PulseX will likely have low liquidity in the first few months.

This will result in high volatility and lots of slippage when placing trades.

This article will walk you through everything you need to know about slippage in crypto, including what is it, and how to avoid in on DEXs such as PulseX.

What is Slippage in Crypto?

In the context of cryptocurrency trading, slippage refers to the difference between the expected price of a trade and the actual executed price.

Slippage = Expected Price - Actual Price

What Factors Affect Slippage?
  1. Market Order Size: The size of your market order can impact slippage. Larger orders tend to face higher slippage because they require more liquidity to be filled entirely at the desired price. If there is insufficient liquidity at the requested price level, the order may get partially filled at different price levels, resulting in slippage.
  2. Market Volatility: Volatility refers to the rapid price fluctuations in the cryptocurrency market. Higher volatility can increase slippage as prices may change quickly between the time you place an order and when it gets executed. During highly volatile periods, the executed price may deviate significantly from the expected price, leading to higher slippage.
  3. Order Book Depth: The depth of the order book, which represents the cumulative volume of buy and sell orders at various price levels, can impact slippage. If the order book has limited depth, a large market order can quickly deplete the available liquidity at the desired price, resulting in slippage.
  4. Time of Execution: The timing of your trade can influence slippage. Market conditions can vary throughout the day, and certain times may have higher liquidity and lower slippage compared to others. Trading during periods of high market activity and volume may help reduce slippage.
  5. Exchange or Trading Platform: Different exchanges and trading platforms can have varying levels of liquidity and order book depth for specific cryptocurrencies. It's possible to experience different levels of slippage when trading the same cryptocurrency on different platforms.
Crypto Slippage Example

Let's say you want to buy 10 PLS tokens at the current market price of $1 per token. You place a market order, expecting to execute the trade at the prevailing market price.

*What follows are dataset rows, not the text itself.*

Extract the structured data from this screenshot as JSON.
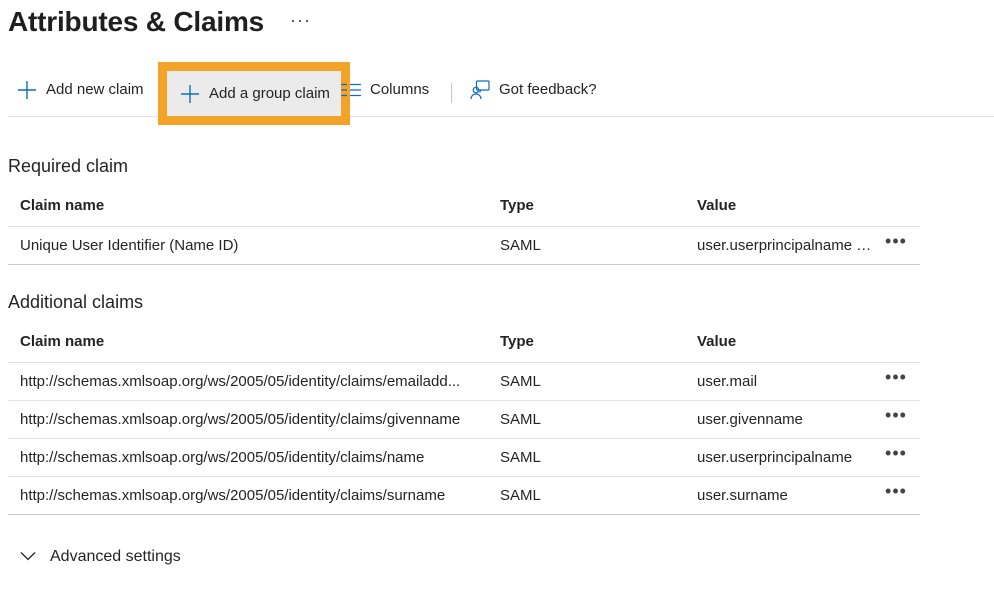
{
  "page": {
    "title": "Attributes & Claims",
    "more": "···"
  },
  "toolbar": {
    "add_claim_label": "Add new claim",
    "add_group_claim_label": "Add a group claim",
    "columns_label": "Columns",
    "feedback_label": "Got feedback?",
    "accent": "#0f6cbd",
    "highlight": "#f3a32a"
  },
  "required": {
    "title": "Required claim",
    "headers": {
      "name": "Claim name",
      "type": "Type",
      "value": "Value"
    },
    "rows": [
      {
        "name": "Unique User Identifier (Name ID)",
        "type": "SAML",
        "value": "user.userprincipalname [..."
      }
    ]
  },
  "additional": {
    "title": "Additional claims",
    "headers": {
      "name": "Claim name",
      "type": "Type",
      "value": "Value"
    },
    "rows": [
      {
        "name": "http://schemas.xmlsoap.org/ws/2005/05/identity/claims/emailadd...",
        "type": "SAML",
        "value": "user.mail"
      },
      {
        "name": "http://schemas.xmlsoap.org/ws/2005/05/identity/claims/givenname",
        "type": "SAML",
        "value": "user.givenname"
      },
      {
        "name": "http://schemas.xmlsoap.org/ws/2005/05/identity/claims/name",
        "type": "SAML",
        "value": "user.userprincipalname"
      },
      {
        "name": "http://schemas.xmlsoap.org/ws/2005/05/identity/claims/surname",
        "type": "SAML",
        "value": "user.surname"
      }
    ]
  },
  "row_more": "•••",
  "advanced": {
    "label": "Advanced settings"
  }
}
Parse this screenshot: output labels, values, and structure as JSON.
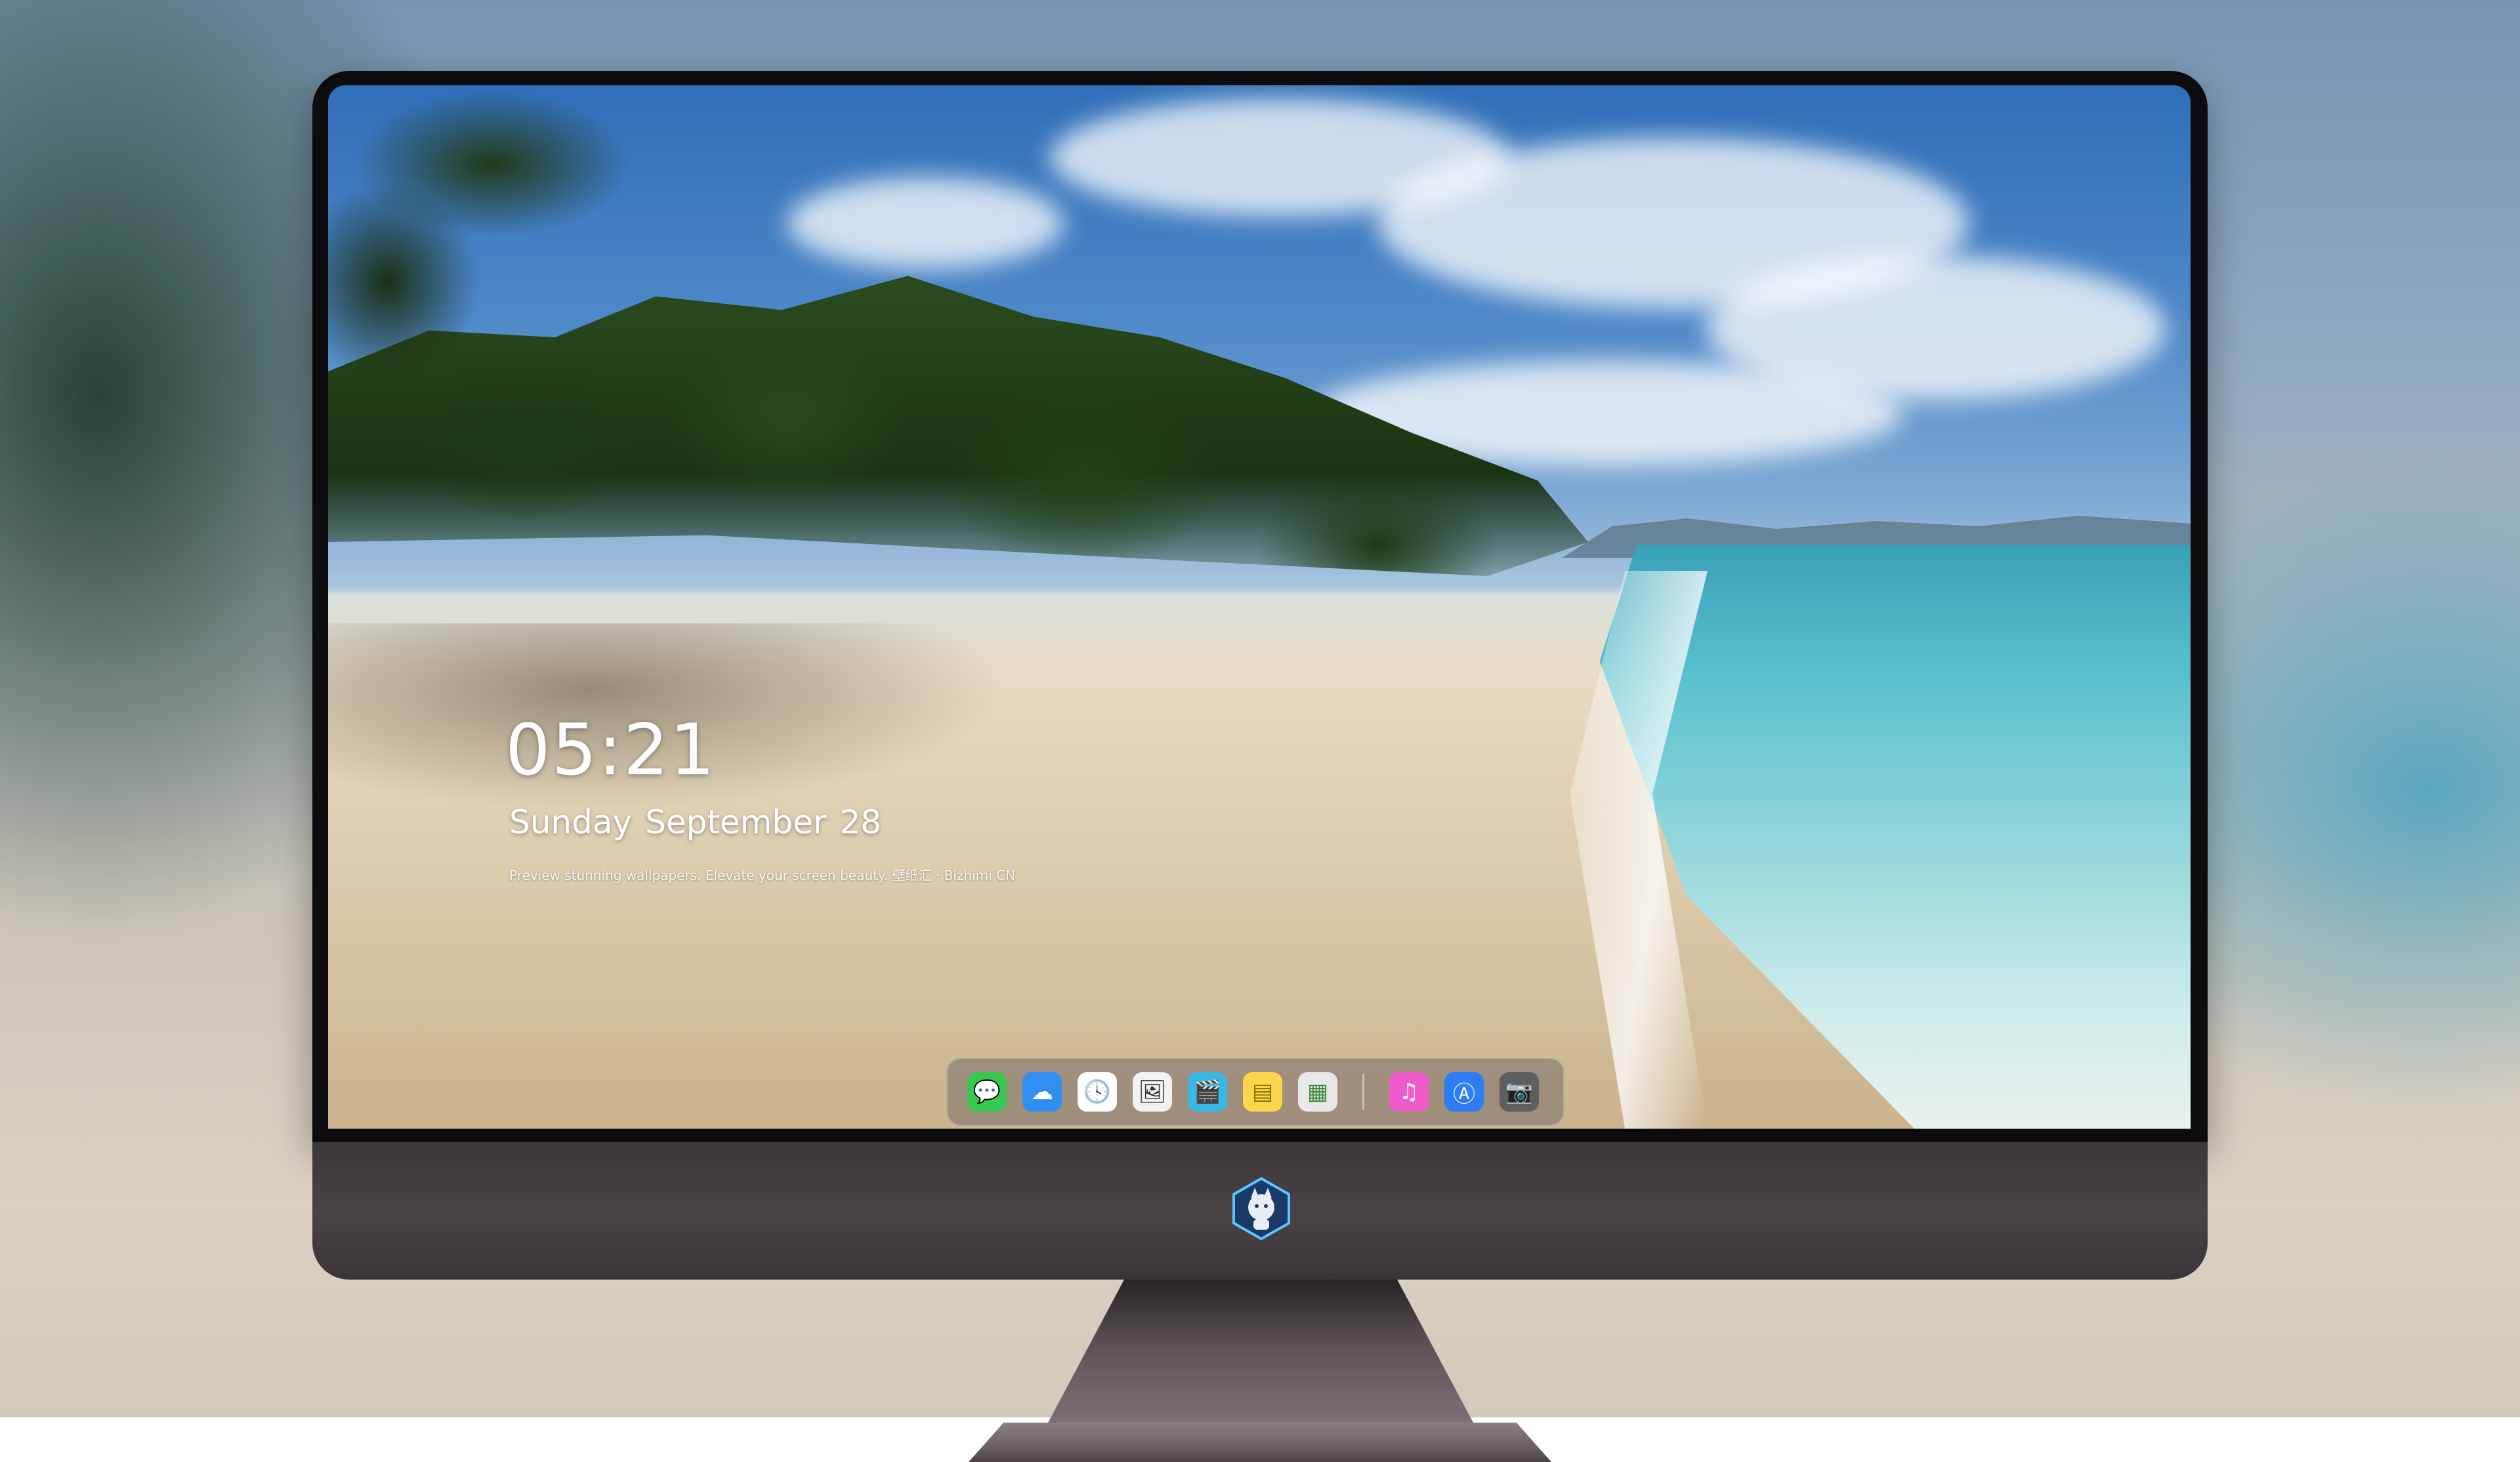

However, due to slippage, the actual executed price may be slightly different from the expected price. In this case, let's assume there is not enough liquidity at the desired price level, and your order gets partially filled at different prices.

The first 5 PLS tokens are executed at $1 per token, which aligns with your expected price. However, due to insufficient available supply, the remaining 5 PLS tokens are filled at a slightly higher price of $1.10 per token.

As a result, the total executed price for the 10 PLS tokens is (5 PLS * $1) + (5 PLS * $1.10) = $5 + $5.50 = $10.50.

Here, the slippage can be calculated by comparing the expected total cost of $10 (10 PLS * $1) with the actual executed cost of $10.50. The slippage in this example would be $10.50 - $10 = $0.50.

This means that due to slippage, you paid an additional $0.50 more than initially anticipated for the purchase of 10 PLS tokens.

Slippage can work both in favor of or against the trader. In this example, it resulted in negative slippage, where the executed price was worse than the expected price. Positive slippage would occur if the executed price was better than expected, resulting in a more favorable trade.

What is Slippage Tolerance in Crypto?

Slippage tolerance refers to the acceptable deviation or difference between the expected price of a trade and the actual executed price.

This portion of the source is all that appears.